À medida que se aproxima a realização de grandes eventos internacionais no Brasil, tais como a Copa das Confederações, em 2013, a Copa do Mundo, em 2014 e os Jogos Olímpicos, em 2016, entre outros, aumenta a possibilidade de ocorrência de atentados terroristas no País por ocasião desses eventos e, consequentemente, a necessidade premente de se ter uma legislação atualizada tratando especificamente sobre essa ameaça.

Portanto, a tipificação penal do terrorismo torna-se, nesse momento, uma realidade da qual o Estado brasileiro não pode abrir mão. Entre os que a repudiam, existe a preocupação de que essa tipificação inclua a ação de grupos sociais.

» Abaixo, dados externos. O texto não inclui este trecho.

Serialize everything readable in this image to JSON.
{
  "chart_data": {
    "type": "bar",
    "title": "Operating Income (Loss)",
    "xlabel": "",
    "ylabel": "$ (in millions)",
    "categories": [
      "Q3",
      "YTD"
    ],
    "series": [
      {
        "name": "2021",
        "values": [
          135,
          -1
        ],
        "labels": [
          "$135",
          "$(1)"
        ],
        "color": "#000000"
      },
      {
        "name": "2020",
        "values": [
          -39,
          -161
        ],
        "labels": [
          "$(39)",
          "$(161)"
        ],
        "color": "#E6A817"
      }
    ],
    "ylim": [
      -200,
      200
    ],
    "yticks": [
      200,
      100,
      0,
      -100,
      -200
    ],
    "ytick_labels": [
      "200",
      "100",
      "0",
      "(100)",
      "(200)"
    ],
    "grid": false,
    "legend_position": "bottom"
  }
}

Além disso, penalistas alegam que o Brasil não deve adotar legislação penal sobre terrorismo por não haver negociado politicamente o assunto. No entanto, é bom lembrar que a assinatura e ratificação de vários instrumentos internacionais sobre o mesmo resultaram de negociações político-diplomáticas (seja no âmbito da Organização das Nações Unidas – ONU, com onze convenções e dois protocolos, além de resoluções do Conselho de Segurança – CSNU, tais como a 1373, de out. 2001, seja no âmbito da Organização dos Estados Americanos – OEA), que têm efeito vinculante, devendo o País cumprir seus dispositivos. Dessa forma, não tipificar significaria desrespeitar obrigações estipuladas nessas convenções e regulamentos, o que poderá implicar, inclusive, em possibilidade real de sanções ao País.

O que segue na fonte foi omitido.